Début février, la candidate du Front national, Marine Le Pen, a elle aussi présenté l’économie générale de son projet. Celui-ci prévoit de ramener le niveau de la dépense publique à 53,4 % du PIB en 2022. Un objectif bien improbable, toutefois, au vu de l’addition vertigineuse des promesses comprises dans son programme, qui entraîneraient au bas mot une centaine de milliards d’euros de dépenses supplémentaires.

Emmanuel Macron, quant à lui, a prévu de dévoiler le cadrage économique et budgétaire de son projet mercredi 22 février. Il est le seul candidat qui prévoie de maintenir le déficit public sous la barre des 3 % de PIB.

Les programmes respectifs de Benoît Hamon et de Jean-Luc Mélenchon ne proposent pas de cadrage financier. Le candidat du PS entend « forger une alliance interétatique, politique et sociétale pour imposer un moratoire sur le Pacte de stabilité et le TSCG », indique son site de campagne. Il juge en outre que « l’austérité est inefficace et contribue à augmenter la dette » et entend donc s’affranchir des règles budgétaires européennes « jusqu’à l’approbation d’un pacte de stabilité réformé ».

Quelle « méthode » ?

Pour le candidat de La France insoumise, qui dénonce l’« ordo-libéralisme de la Commission européenne », la priorité est de « sortir des traités européens » et de la « surveillance budgétaire des Etats, afin que les peuples décident eux-mêmes de la manière dont les impôts et cotisations sociales sont employés ». Pas question, par conséquent, de se plier aux contraintes d’une discipline budgétaire qui a pour objet d’« asservir les peuples ».

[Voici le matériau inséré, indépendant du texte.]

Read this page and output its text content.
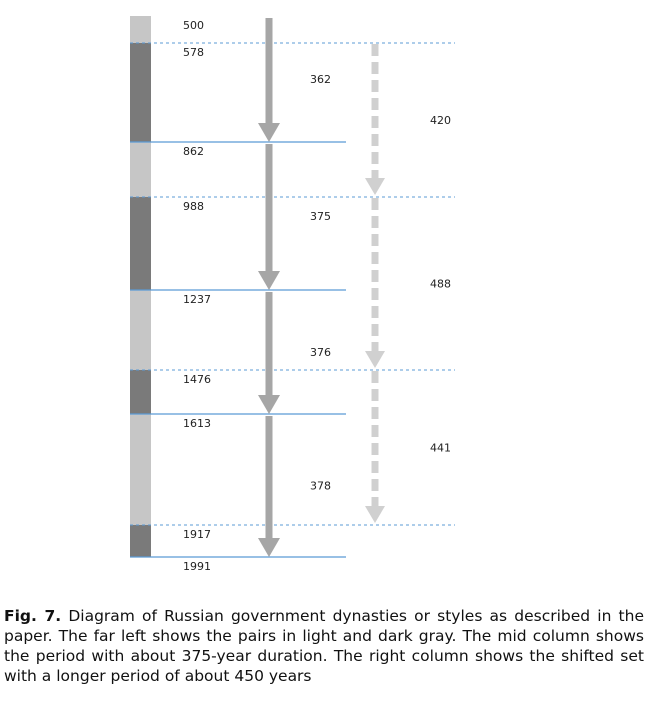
500
578
862
988
1237
1476
1613
1917
1991
362
375
376
378
420
488
441
Fig. 7. Diagram of Russian government dynasties or styles as described in the paper. The far left shows the pairs in light and dark gray. The mid column shows the period with about 375-year duration. The right column shows the shifted set with a longer period of about 450 years
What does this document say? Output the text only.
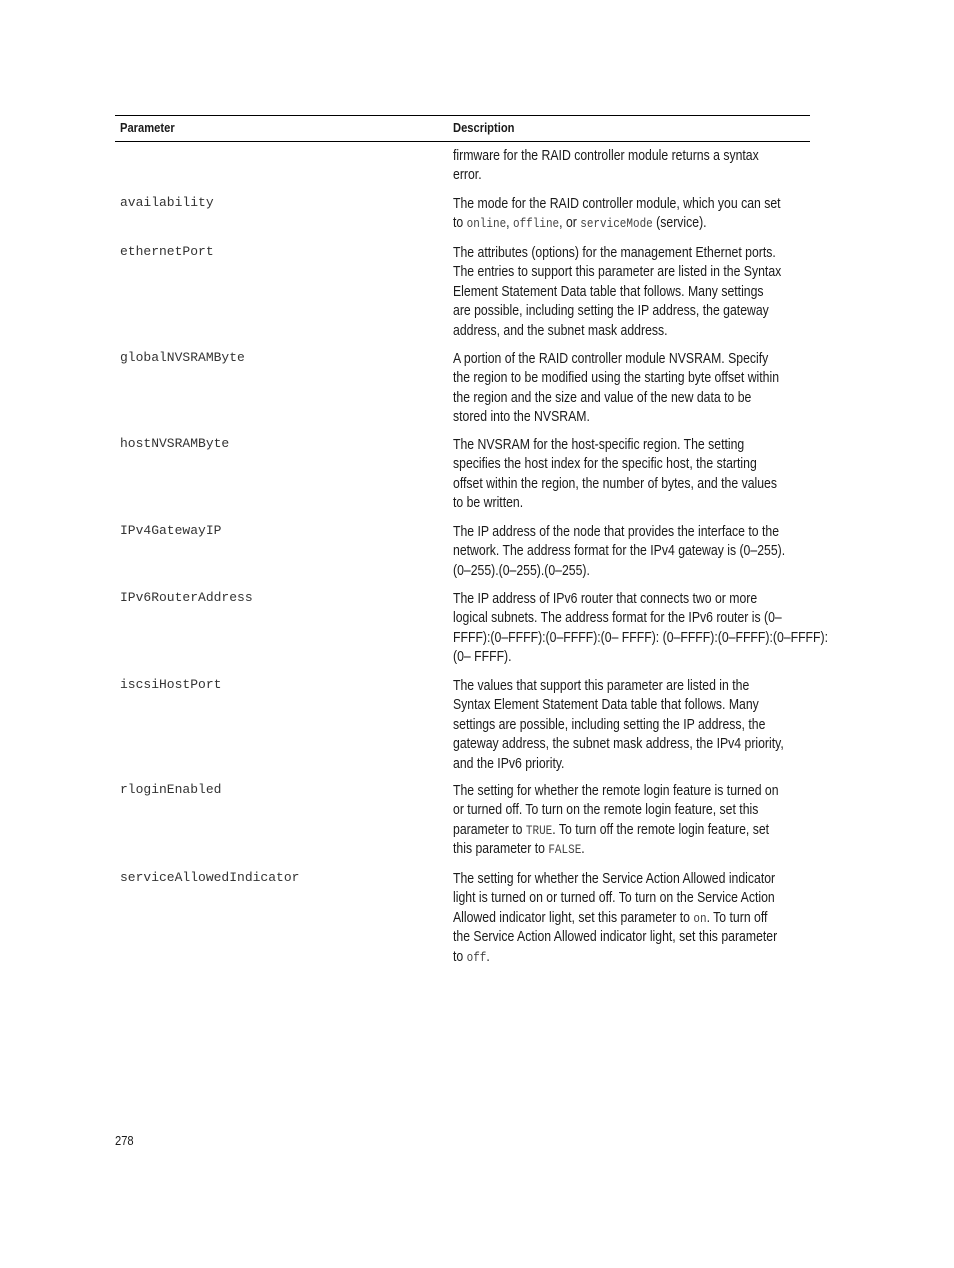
Parameter	Description
firmware for the RAID controller module returns a syntax
error.
availability	The mode for the RAID controller module, which you can set
to online, offline, or serviceMode (service).
ethernetPort	The attributes (options) for the management Ethernet ports.
The entries to support this parameter are listed in the Syntax
Element Statement Data table that follows. Many settings
are possible, including setting the IP address, the gateway
address, and the subnet mask address.
globalNVSRAMByte	A portion of the RAID controller module NVSRAM. Specify
the region to be modified using the starting byte offset within
the region and the size and value of the new data to be
stored into the NVSRAM.
hostNVSRAMByte	The NVSRAM for the host-specific region. The setting
specifies the host index for the specific host, the starting
offset within the region, the number of bytes, and the values
to be written.
IPv4GatewayIP	The IP address of the node that provides the interface to the
network. The address format for the IPv4 gateway is (0–255).
(0–255).(0–255).(0–255).
IPv6RouterAddress	The IP address of IPv6 router that connects two or more
logical subnets. The address format for the IPv6 router is (0–
FFFF):(0–FFFF):(0–FFFF):(0– FFFF): (0–FFFF):(0–FFFF):(0–FFFF):
(0– FFFF).
iscsiHostPort	The values that support this parameter are listed in the
Syntax Element Statement Data table that follows. Many
settings are possible, including setting the IP address, the
gateway address, the subnet mask address, the IPv4 priority,
and the IPv6 priority.
rloginEnabled	The setting for whether the remote login feature is turned on
or turned off. To turn on the remote login feature, set this
parameter to TRUE. To turn off the remote login feature, set
this parameter to FALSE.
serviceAllowedIndicator	The setting for whether the Service Action Allowed indicator
light is turned on or turned off. To turn on the Service Action
Allowed indicator light, set this parameter to on. To turn off
the Service Action Allowed indicator light, set this parameter
to off.
278
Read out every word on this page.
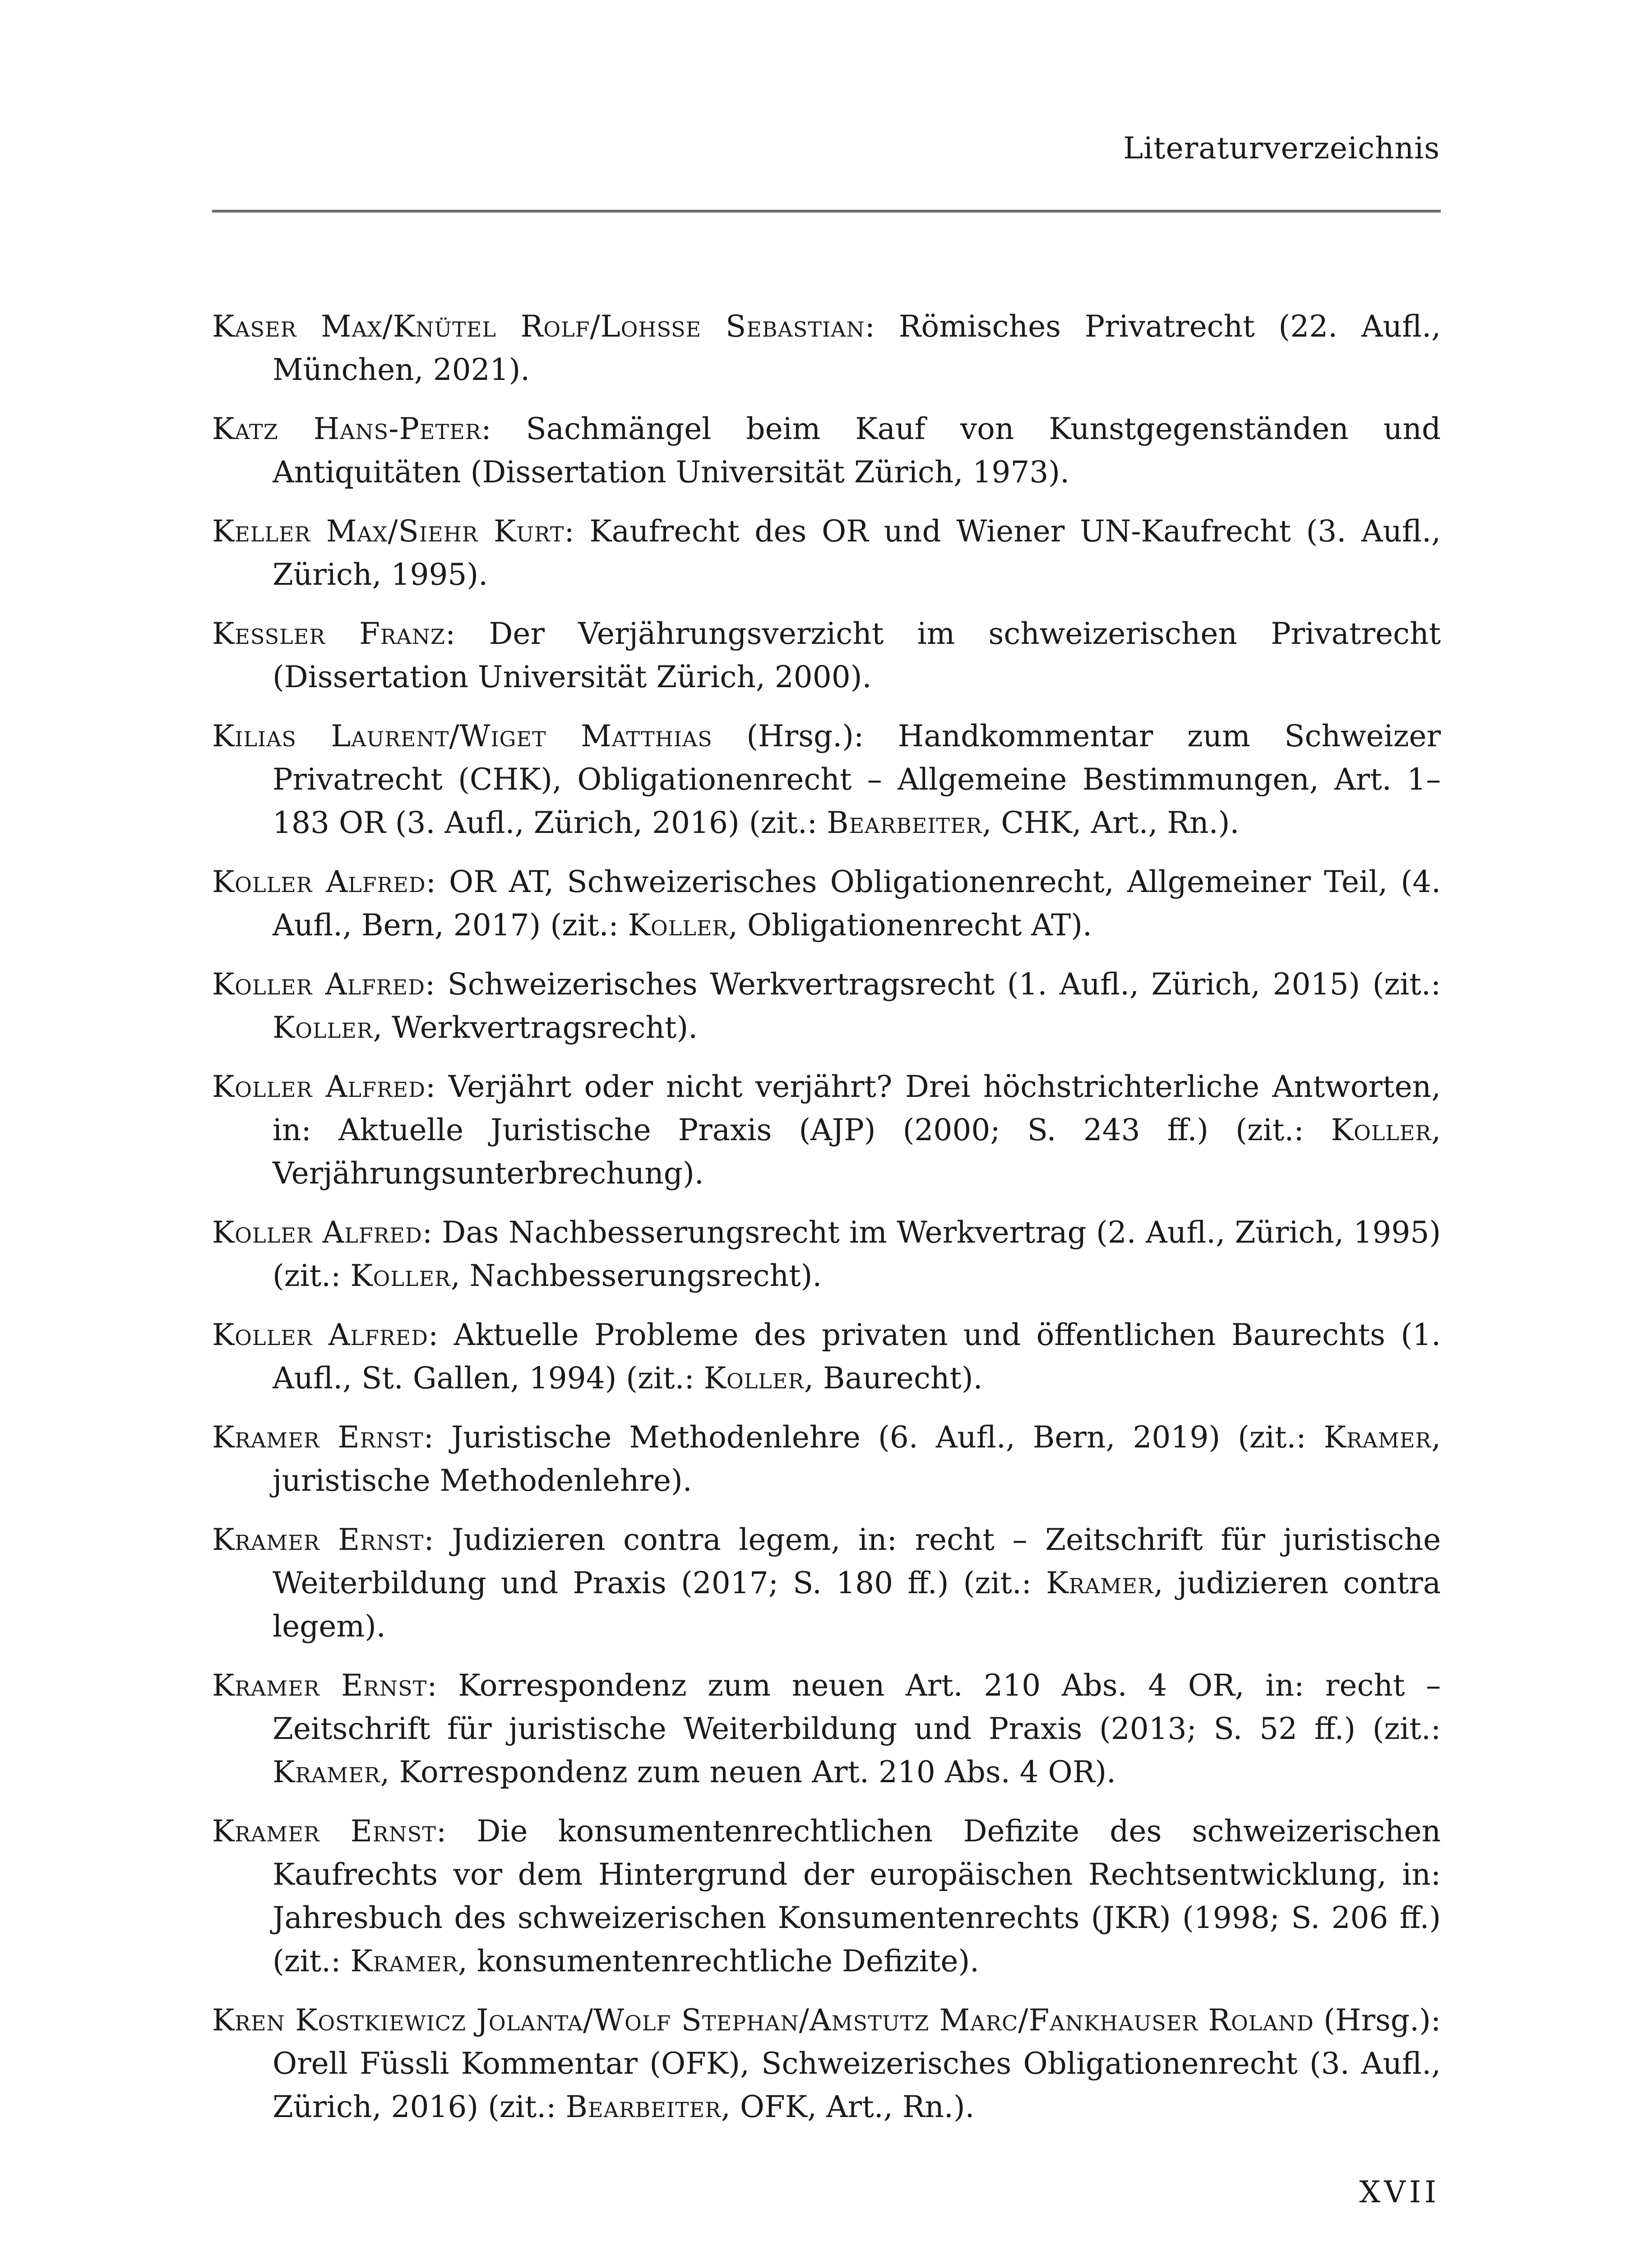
Literaturverzeichnis
Kaser Max/Knütel Rolf/Lohsse Sebastian: Römisches Privatrecht (22. Aufl., München, 2021).
Katz Hans-Peter: Sachmängel beim Kauf von Kunstgegenständen und Antiquitäten (Dissertation Universität Zürich, 1973).
Keller Max/Siehr Kurt: Kaufrecht des OR und Wiener UN-Kaufrecht (3. Aufl., Zürich, 1995).
Kessler Franz: Der Verjährungsverzicht im schweizerischen Privatrecht (Dissertation Universität Zürich, 2000).
Kilias Laurent/Wiget Matthias (Hrsg.): Handkommentar zum Schweizer Privatrecht (CHK), Obligationenrecht – Allgemeine Bestimmungen, Art. 1–183 OR (3. Aufl., Zürich, 2016) (zit.: Bearbeiter, CHK, Art., Rn.).
Koller Alfred: OR AT, Schweizerisches Obligationenrecht, Allgemeiner Teil, (4. Aufl., Bern, 2017) (zit.: Koller, Obligationenrecht AT).
Koller Alfred: Schweizerisches Werkvertragsrecht (1. Aufl., Zürich, 2015) (zit.: Koller, Werkvertragsrecht).
Koller Alfred: Verjährt oder nicht verjährt? Drei höchstrichterliche Antworten, in: Aktuelle Juristische Praxis (AJP) (2000; S. 243 ff.) (zit.: Koller, Verjährungsunterbrechung).
Koller Alfred: Das Nachbesserungsrecht im Werkvertrag (2. Aufl., Zürich, 1995) (zit.: Koller, Nachbesserungsrecht).
Koller Alfred: Aktuelle Probleme des privaten und öffentlichen Baurechts (1. Aufl., St. Gallen, 1994) (zit.: Koller, Baurecht).
Kramer Ernst: Juristische Methodenlehre (6. Aufl., Bern, 2019) (zit.: Kramer, juristische Methodenlehre).
Kramer Ernst: Judizieren contra legem, in: recht – Zeitschrift für juristische Weiterbildung und Praxis (2017; S. 180 ff.) (zit.: Kramer, judizieren contra legem).
Kramer Ernst: Korrespondenz zum neuen Art. 210 Abs. 4 OR, in: recht – Zeitschrift für juristische Weiterbildung und Praxis (2013; S. 52 ff.) (zit.: Kramer, Korrespondenz zum neuen Art. 210 Abs. 4 OR).
Kramer Ernst: Die konsumentenrechtlichen Defizite des schweizerischen Kaufrechts vor dem Hintergrund der europäischen Rechtsentwicklung, in: Jahresbuch des schweizerischen Konsumentenrechts (JKR) (1998; S. 206 ff.) (zit.: Kramer, konsumentenrechtliche Defizite).
Kren Kostkiewicz Jolanta/Wolf Stephan/Amstutz Marc/Fankhauser Roland (Hrsg.): Orell Füssli Kommentar (OFK), Schweizerisches Obligationenrecht (3. Aufl., Zürich, 2016) (zit.: Bearbeiter, OFK, Art., Rn.).
XVII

Pour l’Institut de l’entreprise, le poids des dépenses publiques entraîne des effets négatifs sur la croissance. M. Mélenchon conteste l’argument, qui trouve de nombreux partisans à gauche et a été source de débats internes à la majorité tout au long du quinquennat, selon lequel les politiques dites d’ajustement budgétaire, menées dans l’urgence, auraient un caractère récessif. A court terme, oui, du fait de la contraction de la dépense publique, convient-il, mais cela ne se vérifie pas à moyen et long terme. « Une baisse durable de dépense publique n’a jamais conduit à une baisse de la croissance potentielle », assure le rapport.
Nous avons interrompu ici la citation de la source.